Liberal Legal Drama Fuels Anti-Cop Narrative

October 11th, 2019 1:28 AM

Last week, Shonda Rhimes’ How to Get Away With Murder compared ICE agents to criminal gangs. This week’s episode, “Do You Think I’m a Bad Man?,” on October 10, turned law enforcement into the villains again with a story of a police officer killing an unarmed black man.

Troy and Brandi, a young black couple, rob a cash lender of $5,000 after banks refuse to give them a loan to start a business. During the subsequent car chase a police officer shoots the young man. His widow, Brandi, is charged with numerous felonies, including resisting arrest. “Brandi was literally clutching her dead husband's head at the time of her arrest. That's not resisting. That's grieving,” one law student says. In a preposterous twist during a plea hearing, the prosecution then tries to charge Brandi with felony murder for Troy’s death.

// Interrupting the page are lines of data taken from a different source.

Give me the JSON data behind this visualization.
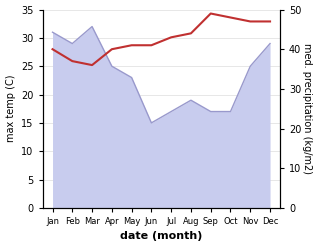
{
  "months": [
    "Jan",
    "Feb",
    "Mar",
    "Apr",
    "May",
    "Jun",
    "Jul",
    "Aug",
    "Sep",
    "Oct",
    "Nov",
    "Dec"
  ],
  "x": [
    0,
    1,
    2,
    3,
    4,
    5,
    6,
    7,
    8,
    9,
    10,
    11
  ],
  "max_temp": [
    31,
    29,
    32,
    25,
    23,
    15,
    17,
    19,
    17,
    17,
    25,
    29
  ],
  "precipitation": [
    40,
    37,
    36,
    40,
    41,
    41,
    43,
    44,
    49,
    48,
    47,
    47
  ],
  "temp_color": "#9999cc",
  "temp_fill_color": "#c8ccee",
  "precip_color": "#c03030",
  "left_ylabel": "max temp (C)",
  "right_ylabel": "med. precipitation (kg/m2)",
  "xlabel": "date (month)",
  "ylim_left": [
    0,
    35
  ],
  "ylim_right": [
    0,
    50
  ],
  "yticks_left": [
    0,
    5,
    10,
    15,
    20,
    25,
    30,
    35
  ],
  "yticks_right": [
    0,
    10,
    20,
    30,
    40,
    50
  ],
  "bg_color": "#ffffff",
  "fig_width": 3.18,
  "fig_height": 2.47,
  "dpi": 100
}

Producer Shonda Rhimes’ shows are not so much dramas as left-wing lectures with dramatic exposition thrown-in. Rhimes also has the subtlety of a sledgehammer. Therefore, the rest of the episode revolves around court room scenes and law office dialogue in which characters keep repeating how a police officer killed a young black man.

“Troy died because some cop shot him in the head,” Brandi cries. “The police shot her unarmed black husband,” says another character. On and on it goes. The writers cut and paste some variation of that line repeatedly throughout the episode. The case wins in court when it is argued that the state is only prosecuting Brandi, a woman who just “wanted a better life,” in order to avoid a wrongful death suit.

Major cities like Chicago and Baltimore are facing spikes in violent crime. Regularly pushing the narrative that police officers are just racist villains out to kill innocent black Americans helps no one, least of all minority communities. Also of note, a commercial for the anti-cop, vigilante film Queen and Slim ran during a break.

The episode also continues the previous week’s plot line about an illegal immigrant and her traumatized son. Law student Connor (Jack Falahee) illegally takes the boy across state lines so he can have an emotional reunion with his sobbing mother. Connor and his clients soon get caught by Border Patrol. Mother and son get asylum in a crazy deus ex machina in which Connor’s law firm boss makes a call to her secret lesbian wife at Homeland Security. (I did not make that up.)

This is the sixth and final season of How to Get Away With Murder. With its ridiculous plot lines and constant left-wing hectoring, the show should have been killed off long ago.